In 2002, she had difficulty seeing the ball at night, underwent Lasik surgery twice and lost another nine weeks to an abdominal strain.

Once ranked No. 3 in the world, Pierce watched her ranking plummet to No. 130.

She is battling back now and ranked 75. Yesterday, she pulled off an encouraging performance, defeating 55th-ranked Virginie Razzano of France 6-1, 6-3.

"I felt more explosive, more powerful," said Pierce.

Pierce admitted dealing with the injuries taxed her. "It's really frustrating," she said. "It's disheartening at times. Confusing. It's really hard sometimes when you want to do something.

"Mentally, you're there. But physically, you're not. You just kind of get tired of it."

Pierce said she never thought of quitting.

"I just feel I haven't achieved everything that's possible for me in tennis yet," she said. "Whatever that is, I'm not sure. I just feel the best for me is still yet to come."

Asked what kept her sane, Pierce said it was her companions, her long-haired Chihuahuas, Gilbert and Ginger.

"I hung out with my dogs," she said.

No love lost

Reigning French Open champion Justine Henin-Hardenne knows hardship.

At 12, she lost her mother to intestinal cancer. At 17, she moved away from her father and brother, saying they were trying to take advantage of her tennis career.

"Tennis was too important for them," she said. "They were seeing me (only) as a tennis player."

Henin-Hardenne has not spoken to her father for two years. There are no plans for a reconciliation.

"It's a closed door," she said. "When I think about that, I'm not emotional anymore.

"I wanted to have my identity. I just wanted to be myself. I'm not playing anymore for other people now. I'm playing for myself."

Easy come

Henin-Hardenne's signature shot is a graceful one-handed backhand.
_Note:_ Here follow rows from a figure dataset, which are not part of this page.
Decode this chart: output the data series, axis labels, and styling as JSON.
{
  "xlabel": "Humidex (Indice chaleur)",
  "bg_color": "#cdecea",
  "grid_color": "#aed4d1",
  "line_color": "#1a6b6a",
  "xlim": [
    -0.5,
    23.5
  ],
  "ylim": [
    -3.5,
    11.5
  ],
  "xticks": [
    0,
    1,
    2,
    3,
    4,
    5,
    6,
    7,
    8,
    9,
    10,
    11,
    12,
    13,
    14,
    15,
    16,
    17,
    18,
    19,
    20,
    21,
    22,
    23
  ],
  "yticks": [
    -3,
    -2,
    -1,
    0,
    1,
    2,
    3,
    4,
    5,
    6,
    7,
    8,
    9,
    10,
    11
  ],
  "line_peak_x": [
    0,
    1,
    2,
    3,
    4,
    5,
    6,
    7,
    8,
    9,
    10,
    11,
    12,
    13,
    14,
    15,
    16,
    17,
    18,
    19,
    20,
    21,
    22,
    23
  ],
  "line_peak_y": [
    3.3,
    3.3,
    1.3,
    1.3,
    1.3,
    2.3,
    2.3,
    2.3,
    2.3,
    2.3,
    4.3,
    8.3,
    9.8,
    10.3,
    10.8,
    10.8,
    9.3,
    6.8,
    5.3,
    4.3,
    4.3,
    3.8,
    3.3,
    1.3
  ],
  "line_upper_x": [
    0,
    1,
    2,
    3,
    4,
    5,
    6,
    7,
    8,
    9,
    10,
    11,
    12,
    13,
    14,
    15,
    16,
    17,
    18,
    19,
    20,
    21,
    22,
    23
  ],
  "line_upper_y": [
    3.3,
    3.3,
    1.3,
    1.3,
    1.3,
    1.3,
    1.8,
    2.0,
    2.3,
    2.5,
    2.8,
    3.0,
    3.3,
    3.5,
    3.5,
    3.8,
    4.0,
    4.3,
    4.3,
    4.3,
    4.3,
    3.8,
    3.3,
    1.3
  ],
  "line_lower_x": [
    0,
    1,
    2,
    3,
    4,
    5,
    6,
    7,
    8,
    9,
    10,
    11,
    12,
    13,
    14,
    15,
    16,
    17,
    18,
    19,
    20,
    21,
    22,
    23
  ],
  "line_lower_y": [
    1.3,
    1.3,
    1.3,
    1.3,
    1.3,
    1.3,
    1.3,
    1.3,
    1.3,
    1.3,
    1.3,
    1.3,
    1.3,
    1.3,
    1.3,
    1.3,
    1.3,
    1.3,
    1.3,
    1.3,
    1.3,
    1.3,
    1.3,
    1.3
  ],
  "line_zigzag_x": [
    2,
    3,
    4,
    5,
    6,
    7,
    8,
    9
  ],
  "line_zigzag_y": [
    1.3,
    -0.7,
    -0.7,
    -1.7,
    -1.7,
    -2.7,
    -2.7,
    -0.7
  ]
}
"It's a nice gift," she said. "I never worked especially on my backhand. It's always been natural."

Not content
Days after winning the French, Henin-Hardenne sat alone in her Belgium home.

In solitude, she reviewed videotapes of her Roland Garros victory, the first Grand Slam victory ever for a Belgian.

"You have to enjoy it at the moment because it's so short," she said. "It's too short. It's just seconds."

Rather than indulging and replaying her victory over Serena Williams, Henin-Hardenne turned contemplative.

"You have to think about what you want to do, and I know what I want to do," she said. "I want to feel what I felt at the French Open. I want to feel it again."